Innocent Egbunike

Personal information
- Born: 30 November 1961 (age 64)

Medal record
Men's athletics
Representing Nigeria
Olympic Games
| Bronze medal – third place | 1984 Los Angeles | 4x400 m relay |
World Championships
| Silver medal – second place | 1987 Rome | 400 m |
All-Africa Games
| Gold medal – first place | 1987 Nairobi | 400 m |
African Championships
| Gold medal – first place | 1984 Rabat | 200 m |
| Gold medal – first place | 1985 Cairo | 400 m |
| Gold medal – first place | 1988 Annaba | 400 m |
| Silver medal – second place | 1985 Cairo | 200 m |
| Silver medal – second place | 1985 Cairo | 4×400 m |
Summer Universiade
| Gold medal – first place | 1983 Edmonton | 200 m |

= Innocent Egbunike =

Nigerian sprinter (born 1961)

Innocent Ejima Egbunike (born 30 November 1961) is a former sprinter from Nigeria.

He studied at Azusa Pacific University, where he still holds the school record in the 400 metres and the automatically timed NAIA meet record in the 200 metres.

==Medals==
At the 1983 Summer Universiade he won the 200 metres. At the regional level he won the 1987 All-Africa Games as well as three gold medals at the African Championships.

He won an Olympic bronze medal in 4 x 400 metres relay in Los Angeles 1984. He finished sixth in the final of the individual 400 metres contest. Four years later in Seoul he placed fifth. In addition he won a silver medal in the 400 metres at the 1987 World Championships.

He also won the gold medal in the 200 metres at the 1983 Summer Universiade with a personal best of 20.42 seconds; he followed this by finishing 6th in a world class field in the 200 metre final at the 1983 World Championships in Athletics in Helsinki.

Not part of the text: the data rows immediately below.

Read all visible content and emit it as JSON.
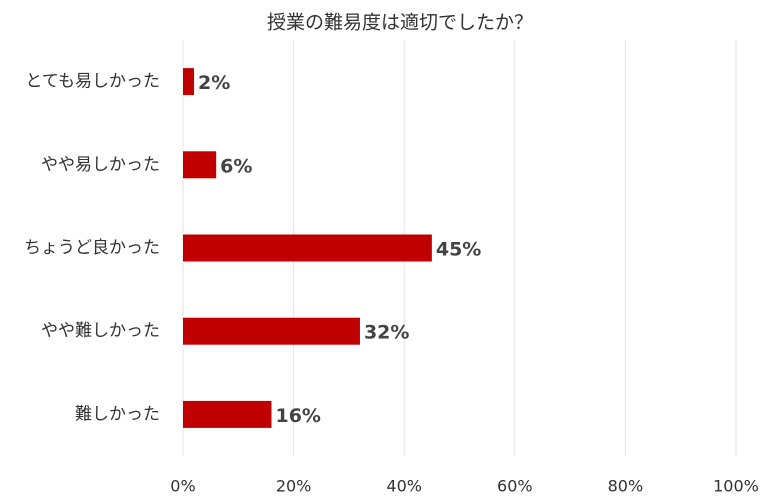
{
  "chart_data": {
    "type": "bar",
    "orientation": "horizontal",
    "title": "授業の難易度は適切でしたか？",
    "categories": [
      "とても易しかった",
      "やや易しかった",
      "ちょうど良かった",
      "やや難しかった",
      "難しかった"
    ],
    "values": [
      2,
      6,
      45,
      32,
      16
    ],
    "value_labels": [
      "2%",
      "6%",
      "45%",
      "32%",
      "16%"
    ],
    "color": "#c00000",
    "xlim": [
      0,
      100
    ],
    "xticks": [
      {
        "value": 0,
        "label": "0%"
      },
      {
        "value": 20,
        "label": "20%"
      },
      {
        "value": 40,
        "label": "40%"
      },
      {
        "value": 60,
        "label": "60%"
      },
      {
        "value": 80,
        "label": "80%"
      },
      {
        "value": 100,
        "label": "100%"
      }
    ],
    "grid": true
  }
}
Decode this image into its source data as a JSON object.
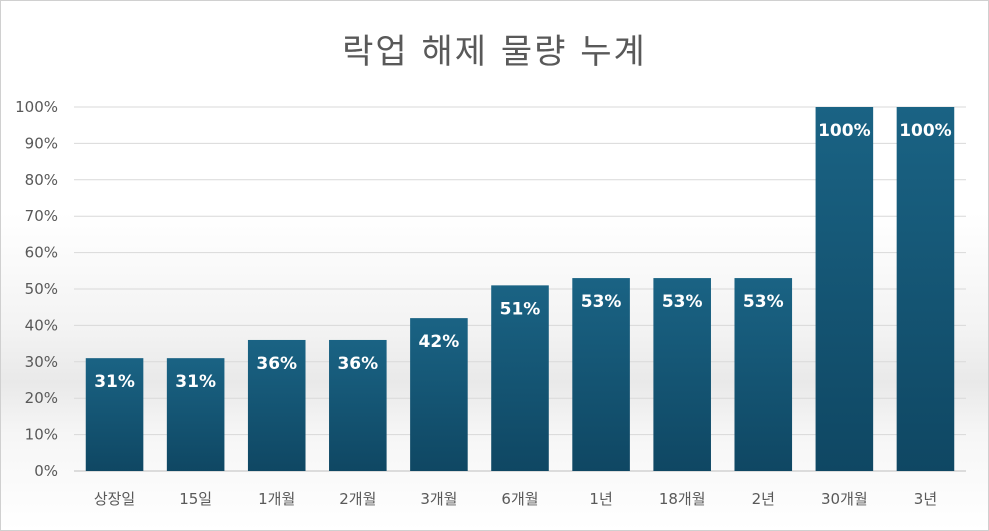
{
  "chart_data": {
    "type": "bar",
    "title": "락업 해제 물량 누계",
    "categories": [
      "상장일",
      "15일",
      "1개월",
      "2개월",
      "3개월",
      "6개월",
      "1년",
      "18개월",
      "2년",
      "30개월",
      "3년"
    ],
    "values": [
      31,
      31,
      36,
      36,
      42,
      51,
      53,
      53,
      53,
      100,
      100
    ],
    "data_labels": [
      "31%",
      "31%",
      "36%",
      "36%",
      "42%",
      "51%",
      "53%",
      "53%",
      "53%",
      "100%",
      "100%"
    ],
    "y_ticks": [
      "0%",
      "10%",
      "20%",
      "30%",
      "40%",
      "50%",
      "60%",
      "70%",
      "80%",
      "90%",
      "100%"
    ],
    "ylim": [
      0,
      100
    ],
    "grid": true,
    "bar_color": "#155E7E",
    "bar_color_dark": "#0F4461"
  }
}
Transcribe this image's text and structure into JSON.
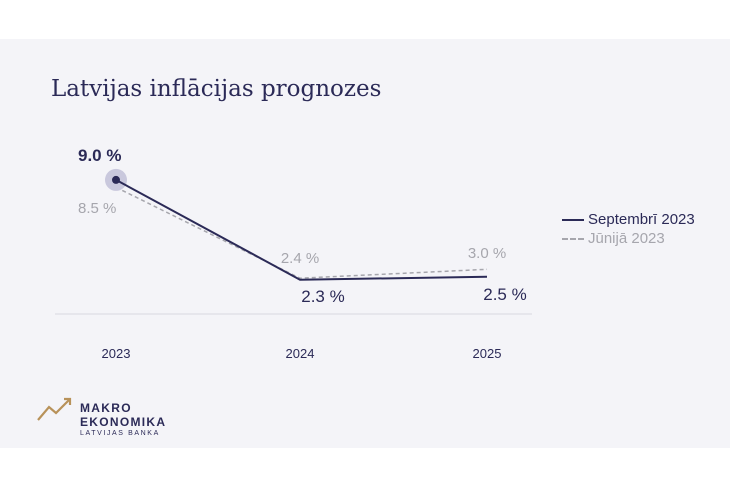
{
  "chart_data": {
    "type": "line",
    "title": "Latvijas inflācijas prognozes",
    "categories": [
      "2023",
      "2024",
      "2025"
    ],
    "series": [
      {
        "name": "Septembrī 2023",
        "values": [
          9.0,
          2.3,
          2.5
        ],
        "labels": [
          "9.0 %",
          "2.3 %",
          "2.5 %"
        ],
        "color": "#2b2a57",
        "style": "solid"
      },
      {
        "name": "Jūnijā 2023",
        "values": [
          8.5,
          2.4,
          3.0
        ],
        "labels": [
          "8.5 %",
          "2.4 %",
          "3.0 %"
        ],
        "color": "#a6a6ad",
        "style": "dashed"
      }
    ],
    "ylim": [
      0,
      10
    ],
    "grid": false,
    "legend_position": "right"
  },
  "logo": {
    "line1": "MAKRO",
    "line2": "EKONOMIKA",
    "line3": "LATVIJAS BANKA",
    "accent_color": "#b8925a",
    "icon": "chart-arrow-icon"
  },
  "colors": {
    "background": "#f4f4f8",
    "primary": "#2b2a57",
    "secondary": "#a6a6ad"
  }
}
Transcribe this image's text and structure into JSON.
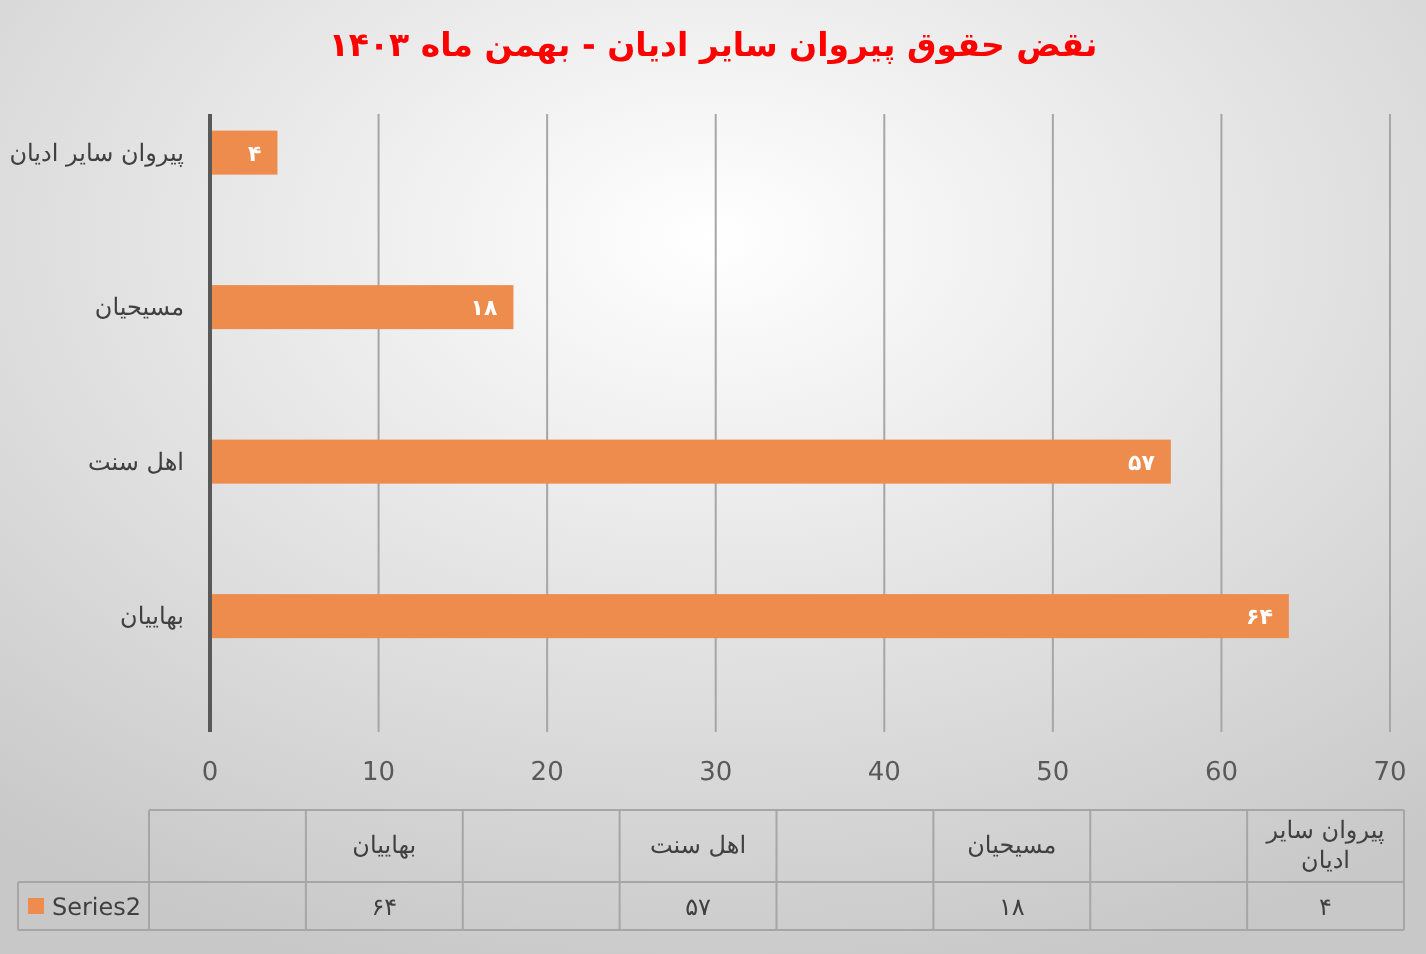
{
  "chart_data": {
    "type": "bar",
    "orientation": "horizontal",
    "title": "نقض حقوق پیروان سایر ادیان - بهمن ماه ۱۴۰۳",
    "categories": [
      "پیروان سایر ادیان",
      null,
      "مسیحیان",
      null,
      "اهل سنت",
      null,
      "بهاییان",
      null
    ],
    "series": [
      {
        "name": "Series2",
        "color": "#ed8c4d",
        "values": [
          4,
          null,
          18,
          null,
          57,
          null,
          64,
          null
        ],
        "value_labels": [
          "۴",
          null,
          "۱۸",
          null,
          "۵۷",
          null,
          "۶۴",
          null
        ]
      }
    ],
    "xlim": [
      0,
      70
    ],
    "xticks": [
      0,
      10,
      20,
      30,
      40,
      50,
      60,
      70
    ],
    "grid": "x",
    "legend": "bottom"
  }
}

He also won the Soviet 100 metres in 1983.

==Post athletics==
After retiring from competition he became a coach.
He was coach of the Nigerian track and field team at the 1996 and 2000 Summer Olympics, and head coach at the 2008 Summer Olympics.
He was coach of Angelo Taylor, the gold medalist in the 400m hurdles at the 2008 Summer Olympics, coach of Chris Brown, the fourth-place finisher in the 400m at the 2008 Summer Olympic Games. Egbunike is currently the head coach of Pasadena City College's track and field team.

==Achievements==
Representing NGR
| 1984 | African Championships | Rabat, Morocco | 1st | 200 m | 20.66 |
| 1987 | All-Africa Games | Nairobi, Kenya | 1st | 400 m | 44.23 |

| Year | Competition | Venue | Position | Event | Notes |
Representing Nigeria
| 1984 | African Championships | Rabat, Morocco | 1st | 200 m | 20.66 |
| 1987 | All-Africa Games | Nairobi, Kenya | 1st | 400 m | 44.23 |

==Personal bests==
- 100 metres - 10.15 s (1984)
- 200 metres - 20.42 s (1983)
- 400 metres - 44.17 s (1987) - Commonwealth Record until the 2012 Olympic final
- 800 metres - 1.51.1 min (1986)

==Personal life ==
Egbunike is good friends with former Kansas City Chiefs' running back Christian Okoye and met him when they were both training for Nigeria's national track and field team. While at Azusa Pacific, he told coaches about Okoye's ability in the discus and they decided to offer Okoye a scholarship for track and field.